5-Hydroxytryptamine and the pathophysiology of migraine

Abstract

5-Hydroxytryptamine (5-HT; serotonin) has long been implicated in the aetiology of migraine but the evidence remains circumstantial and certainly not definitive. Numerous papers have reviewed the background which is briefly outlined here. Although the continued belief in the primary involvement of 5-HT in the genesis of a migraine attack has recently been questioned, many antimigraine drugs undeniably interact potently with 5-HT receptors.

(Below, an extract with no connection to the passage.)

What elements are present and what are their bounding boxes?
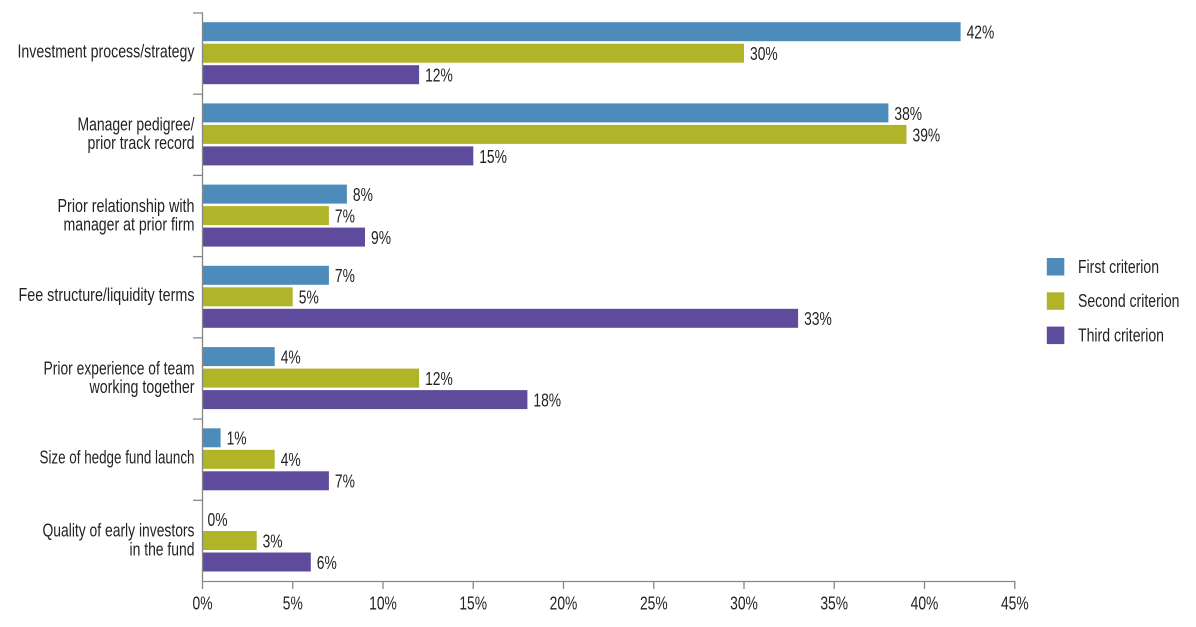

It can be argued, however, that their modest clinical benefit results from their pharmacological effects, be they mediated through 5-HT receptors or otherwise, independently of any pathophysiological involvement of endogenous 5-HT. Nevertheless, there seems convincing evidence that central release of 5-HT by various drug mechanisms causes migraine-like headache in migraineurs. It remains to be seen whether these drugs mimic the pathological event initiating the spontaneous migraine attack. Regardless of these considerations, the focus of research on 5-HT and migraine has proved to be enormously profitable over several decades, culminating recently in the identification of a novel, potentially important, antimigraine drug for the treatment of the acute attack. This drug, sumatriptan, is a selective cranial vasoconstrictor which mediates this effect by specifically activating a particular 5-HT1 receptor subtype. Undoubtedly a precise understanding of its clinical mechanism of action, which is currently being studied by a number of groups, will lead to a better understanding of the pathogenesis of migraine. Perhaps this in turn will help in finally determining whether migraine is a vascular disease and whether or not a disturbance of 5-HT is just epiphenomenal or is truly the primary initiating pathological event.